The car is to serve you not you to serve it except for regular maintenance.
As some others have suggested, maintaining a steady speed is not good for an engine during the break-in period. In order for the oil control rings on the pistons to seat properly, variation in engine speed is important. Cars that burn excessive amounts of oil while still young are usually those whose oil control rings did not seat properly during early break-in.
Even though most manuals will not recommend this procedure, one of the best ways to break in an engine is to do several moderately strong acceleration runs. Do NOT floor the accelerator pedal or rev the engine to high RPMs. Just briskly accelerate several times and most of the break-in has been accomplished.
After a 350 mile trip, with varying speeds and with a few moderately strong accelerations, the engine should be well broken-in.
Another point that is very important is to frequently monitor the level of motor oil on the dipstick during break-in. During this period, some cars will use more oil than they do later on, after break-in. I suggest that you buy a qt of the correct specification motor oil before you set out on your trip, so that you are prepared to add oil if necessary when you get to your destination. NEVER allow the oil to fall more than 1 qt below the “full” mark on the dipstick!
From a quick Internet search, it appears that these are suggestions, not requirements. Is that correct?
If so, it if were me, I’d take the car on the trip and alternate between the highway and the back roads each hour. On the highway, I wouldn’t use cruise control and I’d stay around 65 MPH. (I’d be more concerned with the safety issue of driving 55 MPH in traffic that’s going 75 MPH than I would be with sticking strictly to the recommendation.)

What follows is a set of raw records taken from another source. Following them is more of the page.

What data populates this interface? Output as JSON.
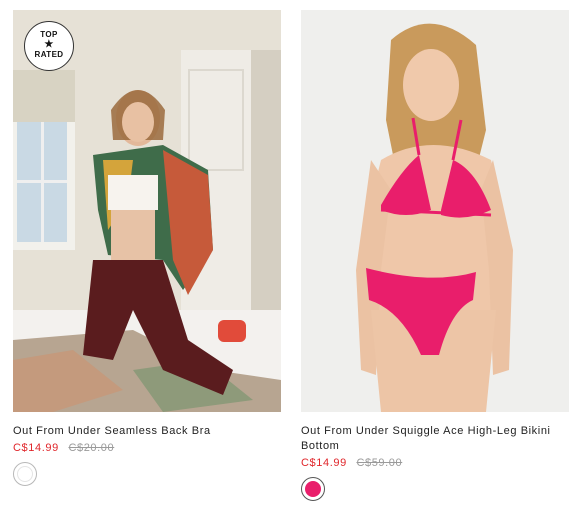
{
  "products": [
    {
      "name": "Out From Under Seamless Back Bra",
      "sale_price": "C$14.99",
      "original_price": "C$20.00",
      "badge": {
        "line1": "TOP",
        "icon": "star-icon",
        "line2": "RATED"
      },
      "swatch_color": "#ffffff"
    },
    {
      "name": "Out From Under Squiggle Ace High-Leg Bikini Bottom",
      "sale_price": "C$14.99",
      "original_price": "C$59.00",
      "swatch_color": "#e91e6b"
    }
  ],
  "colors": {
    "sale": "#e0262b",
    "strike": "#9a9a9a",
    "text": "#222222"
  }
}
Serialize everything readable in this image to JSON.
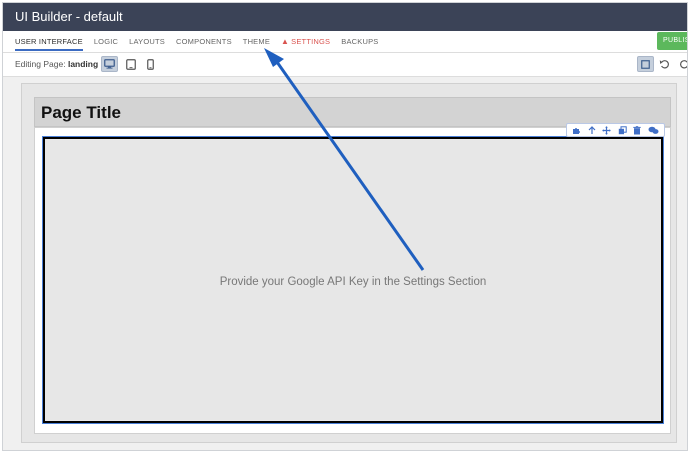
{
  "window": {
    "title": "UI Builder - default"
  },
  "tabs": [
    {
      "label": "USER INTERFACE",
      "active": true
    },
    {
      "label": "LOGIC"
    },
    {
      "label": "LAYOUTS"
    },
    {
      "label": "COMPONENTS"
    },
    {
      "label": "THEME"
    },
    {
      "label": "SETTINGS",
      "warning": true
    },
    {
      "label": "BACKUPS"
    }
  ],
  "header": {
    "publish_label": "PUBLISH"
  },
  "toolbar": {
    "editing_prefix": "Editing Page:",
    "page_name": "landing",
    "devices": [
      {
        "icon": "desktop-icon",
        "selected": true
      },
      {
        "icon": "tablet-icon"
      },
      {
        "icon": "phone-icon"
      }
    ],
    "right_actions": [
      "frame-toggle-icon",
      "undo-icon",
      "redo-icon"
    ]
  },
  "canvas": {
    "page_title": "Page Title",
    "map_message": "Provide your Google API Key in the Settings Section",
    "component_actions": [
      "puzzle-icon",
      "arrow-up-icon",
      "move-icon",
      "copy-icon",
      "trash-icon",
      "chat-icon"
    ]
  },
  "colors": {
    "titlebar": "#3b4357",
    "accent": "#3b6bc2",
    "warning": "#d9534f",
    "publish": "#5cb85c",
    "annotation_arrow": "#1f5fbf"
  }
}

The main concern with breaking in a new car is not to push the car too hard and make sure you don’t cruise at the same speed for extended periods. If were my car, I would follow the owner’s manual’s recommendations, and I wouldn’t take it on the interstate until it got past the 1,000 mile mark. I also wouldn’t use the cruise control (if so equipped) until the break-in period has passed.

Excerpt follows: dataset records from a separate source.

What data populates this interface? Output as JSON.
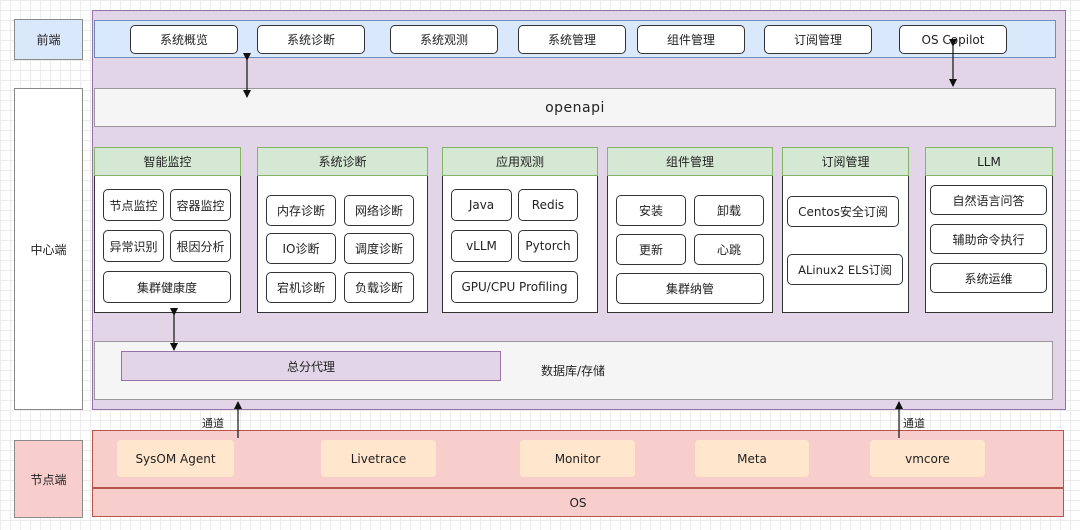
{
  "lanes": {
    "frontend": "前端",
    "center": "中心端",
    "node": "节点端"
  },
  "frontend_tabs": [
    "系统概览",
    "系统诊断",
    "系统观测",
    "系统管理",
    "组件管理",
    "订阅管理",
    "OS Copilot"
  ],
  "openapi": "openapi",
  "modules": [
    {
      "title": "智能监控",
      "items": [
        "节点监控",
        "容器监控",
        "异常识别",
        "根因分析",
        "集群健康度"
      ]
    },
    {
      "title": "系统诊断",
      "items": [
        "内存诊断",
        "网络诊断",
        "IO诊断",
        "调度诊断",
        "宕机诊断",
        "负载诊断"
      ]
    },
    {
      "title": "应用观测",
      "items": [
        "Java",
        "Redis",
        "vLLM",
        "Pytorch",
        "GPU/CPU Profiling"
      ]
    },
    {
      "title": "组件管理",
      "items": [
        "安装",
        "卸载",
        "更新",
        "心跳",
        "集群纳管"
      ]
    },
    {
      "title": "订阅管理",
      "items": [
        "Centos安全订阅",
        "ALinux2 ELS订阅"
      ]
    },
    {
      "title": "LLM",
      "items": [
        "自然语言问答",
        "辅助命令执行",
        "系统运维"
      ]
    }
  ],
  "proxy": "总分代理",
  "storage": "数据库/存储",
  "channel": "通道",
  "agents": [
    "SysOM Agent",
    "Livetrace",
    "Monitor",
    "Meta",
    "vmcore"
  ],
  "os": "OS"
}
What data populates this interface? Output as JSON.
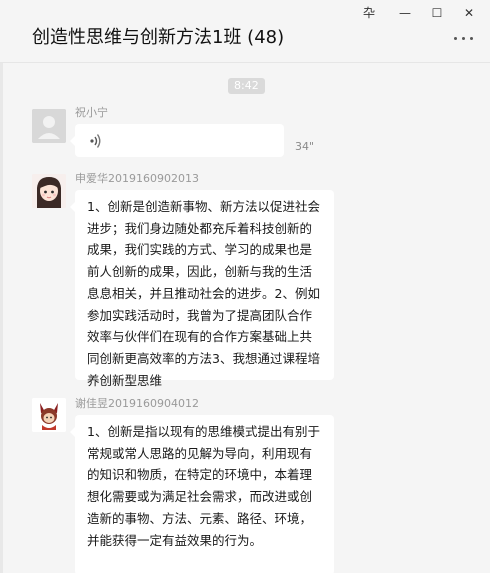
{
  "window": {
    "title": "创造性思维与创新方法1班 (48)",
    "controls": {
      "pin": "卆",
      "minimize": "—",
      "maximize": "☐",
      "close": "✕"
    }
  },
  "messages": [
    {
      "type": "time",
      "text": "8:42"
    },
    {
      "type": "voice",
      "sender": "祝小宁",
      "duration": "34\""
    },
    {
      "type": "text",
      "sender": "申爱华2019160902013",
      "text": "1、创新是创造新事物、新方法以促进社会进步；我们身边随处都充斥着科技创新的成果，我们实践的方式、学习的成果也是前人创新的成果，因此，创新与我的生活息息相关，并且推动社会的进步。2、例如参加实践活动时，我曾为了提高团队合作效率与伙伴们在现有的合作方案基础上共同创新更高效率的方法3、我想通过课程培养创新型思维"
    },
    {
      "type": "text",
      "sender": "谢佳昱2019160904012",
      "text": "1、创新是指以现有的思维模式提出有别于常规或常人思路的见解为导向，利用现有的知识和物质，在特定的环境中，本着理想化需要或为满足社会需求，而改进或创造新的事物、方法、元素、路径、环境，并能获得一定有益效果的行为。"
    }
  ]
}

Properly breaking-in a car you plan to keep for a long time is so important, I wouldn’t deviate from the owner’s manual’s recommendations at all.
Try to find a non-interstate route to take on your trip. It will take longer, but you will have better scenery. Map your route using mapquest.com, and then in the directions, each time an interstate is listed, click “avoid.” You might have to do this more than once, but what you are left with should be a nice relaxing route. I just did this mapping a route from Jacksonville, FL to Miami, FL. I had to click “avoid” about 10 times, but in the end, I was left with a nice relaxing cruise down US1. If you don’t like this option, you can always rent a car.
I agree with OK4450 on his. I’ve broken in numerous new vehicles over the past 40 years, none of which developed any problems later, and have just driven them normally. None of them developed any internal engine problems. I broke in a brand new pickup in '89 with almost all highway mileage and it lasted 338,000 miles on the original engine and drivetrain when it got hit and totalled. It wasn;'t even burning oil at that mileage.
I guess manufacturers were getting too many problems with people not knowing how to break their car in that they’re doing it for them before they put the engine in the car at the factory. A quick scan of the PDF owner’s manual I have on my computer shows this for my CX-7:
No special break-in is necessary, but a few
precautions in the first 1,000 km (600
miles) may add to the performance,
economy, and life of your Mazda.
l Do not race the engine.
l Do not maintain one constant speed,
either slow or fast, for a long period of
l Do not drive constantly at full-throttle
or high engine rpm for extended
periods of time.
l Avoid unnecessary hard stops.
l Avoid full-throttle starts.
l Do not tow a trailer.
I’m sure they mean don’t try and spin your tires when they say don’t race the engine, but they don’t really define it.